Tijuana, Baja California, 15 de julio de 2026.- La confrontación política entre la gobernadora Marina del Pilar Ávila Olmeda y el exgobernador Jaime Bonilla Valdez escaló este miércoles, luego de que el exmandatario negara haber intervenido en los presuntos acercamientos que la titular del Ejecutivo estatal dijo haber sostenido con supuestos intermediarios de autoridades estadounidenses y rechazara las acusaciones en su contra.

Horas después de que Marina del Pilar afirmara en conferencia de prensa que fue víctima de una “trampa” atribuida a un enviado de Bonilla, el ahora comisionado político nacional del Partido del Trabajo (PT) difundió un posicionamiento en el que calificó esa versión como falsa y sostuvo que no participó en reuniones, gestiones o maniobras relacionadas con las grabaciones difundidas en días recientes.

El exgobernador aseguró que resulta contradictorio que se le señale como responsable de una supuesta operación para favorecer a alguien que, afirmó, lo ha acusado públicamente desde el inicio de la actual administración. A su juicio, no existe lógica en atribuirle un papel para ayudar a evitar posibles consecuencias legales o administrativas derivadas del caso.

Bonilla también cuestionó el cambio de postura de la gobernadora frente a las filtraciones de audios que han circulado en los últimos días. Señaló que, mientras en un primer momento negó los señalamientos, posteriormente aseguró haber sido víctima de un engaño, lo que, dijo, deja dudas sobre la explicación oficial presentada.

En su posicionamiento, el exmandatario fue más allá y pidió que la gobernadora esclarezca diversos aspectos relacionados con los encuentros que, según las grabaciones difundidas, habría sostenido con personas que se presentaban como representantes o intermediarios de agencias estadounidenses. Entre otros puntos, planteó que explique cómo ocurrieron esos contactos y bajo qué circunstancias se desarrollaron.

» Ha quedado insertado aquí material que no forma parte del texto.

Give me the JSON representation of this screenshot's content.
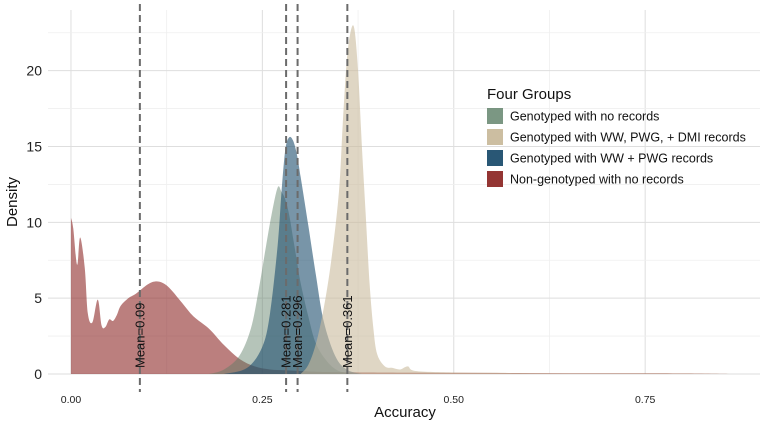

Asimismo, lanzó nuevos señalamientos contra Marina del Pilar al afirmar que debe aclarar las referencias hechas en los audios respecto a información obtenida en mesas de seguridad. Sin embargo, no presentó pruebas adicionales que respalden esas afirmaciones ni informó sobre la existencia de investigaciones oficiales relacionadas con dichos señalamientos.

En el mismo documento, Bonilla sostuvo que la gobernadora atraviesa un momento de desgaste político y vinculó esa situación con el escenario rumbo a la sucesión gubernamental de Baja California. También mencionó a la diputada Monserrat Caballero como una posible figura impulsada por el Partido del Trabajo para competir por la gubernatura, aunque no ofreció detalles sobre un proceso interno formal.

Finalmente, anunció que analizará con su equipo jurídico las acciones legales que podría emprender para defender su imagen y responder a las declaraciones realizadas por la mandataria estatal.

La confrontación ocurre en medio de una controversia que ha dominado la agenda pública de Baja California tras la difusión de audios relacionados con el retiro de la visa estadounidense de Marina del Pilar. Mientras la gobernadora sostiene que fue víctima de una operación política basada en grabaciones manipuladas, Jaime Bonilla rechaza cualquier participación y exige que sea la propia titular del Ejecutivo quien explique los hechos. Hasta el momento, ninguna autoridad ha informado sobre investigaciones oficiales que confirmen las acusaciones intercambiadas entre ambos actores políticos.